The first problem was that in only fifteen days, I would be moving. I needed to make a tough decision. Would I pay for all clothing to be moved or not? I knew the answer. Anything that was not necessary would not make the cut. And, through tears and grief I needed to do what had to be done. New jeans, still tagged, new shoes still in boxes, favorite old, torn pj’s that should have been thrown years before. Go-to clothes, and things not warn too often, were all reduced to weight and number of extra boxes for the movers. This was complicated by the fact that all thrift stores were shuttered. Which left only one option. Many excruciatingly sad trips to the landfill off the mountain and miles away.
In my grief, during those days, I needed to handle and make decisions on every single object that signified our 32 years together. Even the tiniest item brought tears, memories, and pain. But, everything had to be boxed. And, I accomplished that. In those 15 days, I managed to pack and move the balance of what would end of being 350 boxes. I moved them off the mountain to storage, which VST and I had rented in January before he got sick. Box after box went down the hill, while I cried each trip.

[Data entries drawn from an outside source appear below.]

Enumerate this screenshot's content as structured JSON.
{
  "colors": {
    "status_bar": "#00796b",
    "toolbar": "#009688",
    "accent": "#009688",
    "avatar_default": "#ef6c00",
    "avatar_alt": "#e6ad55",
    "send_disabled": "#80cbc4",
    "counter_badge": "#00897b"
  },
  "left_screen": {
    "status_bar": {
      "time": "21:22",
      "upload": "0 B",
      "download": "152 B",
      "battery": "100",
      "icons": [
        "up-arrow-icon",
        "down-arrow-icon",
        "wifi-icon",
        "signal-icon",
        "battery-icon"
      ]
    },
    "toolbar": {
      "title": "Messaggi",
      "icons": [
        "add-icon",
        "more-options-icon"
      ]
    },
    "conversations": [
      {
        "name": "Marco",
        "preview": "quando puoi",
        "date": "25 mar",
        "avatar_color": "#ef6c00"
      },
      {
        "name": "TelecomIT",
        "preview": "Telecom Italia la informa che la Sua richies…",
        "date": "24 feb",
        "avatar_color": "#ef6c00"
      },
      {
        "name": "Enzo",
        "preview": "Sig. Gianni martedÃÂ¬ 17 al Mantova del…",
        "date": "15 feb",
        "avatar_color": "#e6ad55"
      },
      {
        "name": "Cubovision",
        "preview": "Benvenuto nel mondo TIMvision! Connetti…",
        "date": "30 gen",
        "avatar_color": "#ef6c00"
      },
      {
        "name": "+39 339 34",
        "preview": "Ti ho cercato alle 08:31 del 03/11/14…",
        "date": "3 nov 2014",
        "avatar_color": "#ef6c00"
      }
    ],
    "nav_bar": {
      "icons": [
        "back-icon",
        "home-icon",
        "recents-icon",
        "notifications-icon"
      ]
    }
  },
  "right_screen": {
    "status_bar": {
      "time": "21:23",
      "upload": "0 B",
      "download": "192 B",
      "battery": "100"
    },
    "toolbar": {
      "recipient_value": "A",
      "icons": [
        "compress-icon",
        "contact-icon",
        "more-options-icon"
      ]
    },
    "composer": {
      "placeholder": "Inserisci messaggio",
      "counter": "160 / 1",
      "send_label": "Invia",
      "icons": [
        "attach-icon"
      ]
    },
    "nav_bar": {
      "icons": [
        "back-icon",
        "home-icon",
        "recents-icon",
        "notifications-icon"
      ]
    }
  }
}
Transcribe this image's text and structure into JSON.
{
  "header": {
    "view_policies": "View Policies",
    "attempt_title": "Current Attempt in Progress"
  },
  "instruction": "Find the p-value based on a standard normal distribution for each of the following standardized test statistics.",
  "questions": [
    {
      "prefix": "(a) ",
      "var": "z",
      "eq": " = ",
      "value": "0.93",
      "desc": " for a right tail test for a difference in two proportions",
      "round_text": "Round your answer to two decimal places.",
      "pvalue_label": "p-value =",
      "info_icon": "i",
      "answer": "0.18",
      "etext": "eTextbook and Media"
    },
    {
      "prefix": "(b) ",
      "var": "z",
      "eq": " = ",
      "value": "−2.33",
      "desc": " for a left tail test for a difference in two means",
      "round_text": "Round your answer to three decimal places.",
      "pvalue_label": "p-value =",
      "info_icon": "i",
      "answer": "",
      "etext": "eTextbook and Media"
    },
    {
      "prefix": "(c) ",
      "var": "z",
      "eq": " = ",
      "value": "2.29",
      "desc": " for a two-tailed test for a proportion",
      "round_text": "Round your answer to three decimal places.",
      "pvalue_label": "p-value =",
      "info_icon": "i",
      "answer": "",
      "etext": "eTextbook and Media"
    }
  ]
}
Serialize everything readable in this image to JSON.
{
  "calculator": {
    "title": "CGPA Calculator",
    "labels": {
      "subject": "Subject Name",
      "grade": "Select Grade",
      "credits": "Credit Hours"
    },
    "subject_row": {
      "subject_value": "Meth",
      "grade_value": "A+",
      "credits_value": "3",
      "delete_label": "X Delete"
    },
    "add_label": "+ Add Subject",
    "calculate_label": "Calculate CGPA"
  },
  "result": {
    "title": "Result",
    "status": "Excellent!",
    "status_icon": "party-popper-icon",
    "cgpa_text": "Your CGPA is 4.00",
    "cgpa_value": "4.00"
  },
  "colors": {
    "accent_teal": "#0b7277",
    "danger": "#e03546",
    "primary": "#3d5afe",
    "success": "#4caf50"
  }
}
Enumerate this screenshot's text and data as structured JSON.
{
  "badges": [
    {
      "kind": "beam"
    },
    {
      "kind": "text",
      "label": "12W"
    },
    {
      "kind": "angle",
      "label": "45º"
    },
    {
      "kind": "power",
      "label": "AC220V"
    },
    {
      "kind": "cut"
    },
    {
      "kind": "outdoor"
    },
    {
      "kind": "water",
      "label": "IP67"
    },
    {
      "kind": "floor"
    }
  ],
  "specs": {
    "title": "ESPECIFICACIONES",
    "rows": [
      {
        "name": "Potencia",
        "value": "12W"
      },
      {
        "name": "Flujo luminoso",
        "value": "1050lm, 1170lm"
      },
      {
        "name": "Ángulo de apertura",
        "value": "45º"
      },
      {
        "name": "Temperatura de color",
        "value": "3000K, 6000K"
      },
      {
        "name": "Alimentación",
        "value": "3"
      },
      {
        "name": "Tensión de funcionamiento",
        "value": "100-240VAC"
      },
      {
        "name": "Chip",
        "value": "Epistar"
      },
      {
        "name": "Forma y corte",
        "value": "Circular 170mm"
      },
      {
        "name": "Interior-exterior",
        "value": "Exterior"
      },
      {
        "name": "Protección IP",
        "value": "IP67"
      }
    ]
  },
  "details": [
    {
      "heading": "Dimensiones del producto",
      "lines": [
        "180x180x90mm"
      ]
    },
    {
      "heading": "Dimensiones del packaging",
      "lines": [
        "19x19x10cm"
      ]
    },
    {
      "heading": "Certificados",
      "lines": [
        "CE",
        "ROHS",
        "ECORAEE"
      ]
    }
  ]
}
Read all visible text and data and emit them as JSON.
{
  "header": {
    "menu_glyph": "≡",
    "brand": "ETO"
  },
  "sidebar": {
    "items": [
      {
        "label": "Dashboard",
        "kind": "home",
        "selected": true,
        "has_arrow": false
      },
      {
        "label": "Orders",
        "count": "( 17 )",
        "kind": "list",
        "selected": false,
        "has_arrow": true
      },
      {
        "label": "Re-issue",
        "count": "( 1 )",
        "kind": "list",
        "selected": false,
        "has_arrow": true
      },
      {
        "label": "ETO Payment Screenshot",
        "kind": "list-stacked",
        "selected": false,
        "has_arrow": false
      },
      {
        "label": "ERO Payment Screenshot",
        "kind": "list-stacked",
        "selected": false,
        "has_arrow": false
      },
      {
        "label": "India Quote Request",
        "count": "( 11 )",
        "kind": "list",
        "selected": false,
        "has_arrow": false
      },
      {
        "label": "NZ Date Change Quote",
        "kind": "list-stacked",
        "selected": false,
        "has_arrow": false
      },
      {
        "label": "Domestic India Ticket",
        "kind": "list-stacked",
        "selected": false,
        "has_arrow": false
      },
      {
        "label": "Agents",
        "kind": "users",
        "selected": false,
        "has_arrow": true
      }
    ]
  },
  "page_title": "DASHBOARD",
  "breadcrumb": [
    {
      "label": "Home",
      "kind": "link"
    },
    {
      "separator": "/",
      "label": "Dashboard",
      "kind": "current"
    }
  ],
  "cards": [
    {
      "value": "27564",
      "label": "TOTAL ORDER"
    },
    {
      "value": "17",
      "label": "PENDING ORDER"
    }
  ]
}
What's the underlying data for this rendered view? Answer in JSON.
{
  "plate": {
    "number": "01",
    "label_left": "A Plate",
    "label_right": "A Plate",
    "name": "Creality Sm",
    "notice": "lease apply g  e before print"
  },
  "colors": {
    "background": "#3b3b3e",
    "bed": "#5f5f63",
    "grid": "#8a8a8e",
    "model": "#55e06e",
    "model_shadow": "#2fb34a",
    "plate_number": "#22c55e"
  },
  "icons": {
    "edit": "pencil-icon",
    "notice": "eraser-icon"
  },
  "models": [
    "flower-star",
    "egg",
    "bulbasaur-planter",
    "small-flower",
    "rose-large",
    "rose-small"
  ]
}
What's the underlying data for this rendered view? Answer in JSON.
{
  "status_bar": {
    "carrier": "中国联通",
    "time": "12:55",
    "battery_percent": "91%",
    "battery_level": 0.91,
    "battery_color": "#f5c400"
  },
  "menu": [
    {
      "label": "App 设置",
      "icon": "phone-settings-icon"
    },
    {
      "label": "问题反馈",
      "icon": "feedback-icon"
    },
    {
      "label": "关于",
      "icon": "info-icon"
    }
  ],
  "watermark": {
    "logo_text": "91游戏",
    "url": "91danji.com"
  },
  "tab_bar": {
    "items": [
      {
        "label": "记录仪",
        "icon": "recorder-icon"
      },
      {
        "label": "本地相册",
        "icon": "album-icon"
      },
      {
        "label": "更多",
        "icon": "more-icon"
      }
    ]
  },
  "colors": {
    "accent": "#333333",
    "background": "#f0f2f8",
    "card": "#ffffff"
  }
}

In my grief, I began talking to VST. A little at first, and then non-stop. I told him the littlest things, and major things, too. I listened for his advice and help. He was there. Oliver knew this, too. Through my one sided conversations, I felt a relief that even more of our lives were put right. Every marriage has rocky times. There are always things not owned or apologized for. Things one wishes they had one more chance to say. We were no different. I talked to him all day, every day. I asked him to tuck his angel wings around Ollie and I at night so we could sleep better. I know he was there to comfort me. Thanks to Covid, it was quiet enough for me to experience that.
People suggest one should journal. It was all I could do during that first month to jot things on my daily planner. People suggest one should sleep enough. It was a blessing that I slept well in the arms of God. People suggest one should learn the stages of grief and embrace them. For me, it was more important that I listened to my inner self, which helped guide me in the ways I needed. I was my own wise voice that listened to my grief, acknowledged it, and accepted it as my truth then. Not a reality forever.
It also helped that I lived in the moment and felt everything that was happening to my body and soul right then. I prayed often. When I needed to cry, I did. When I needed to laugh, I did that too. Memories were a double edged sword. Sometimes comforting. Sometimes cutting so deep that I thought my entrails would surely tumble onto the floor. I ate when I was the least bit hungry, and didn’t eat when my stomach was upset. All this in a Covid Shroud. For me, I preferred it that way, as no one had to see the carnage left by VST’s death. Just Oliver, me, VST, and God.
In your grief today, hug yourself. In quiet moments, reassure yourself that YOU are enough and okay. You’ve got this, it just SEEMS impossible. Hug yourself. Talk to your loved one. Smile, even if it is just a little, at first. Each day will be better than the last on this journey you are taking through grief.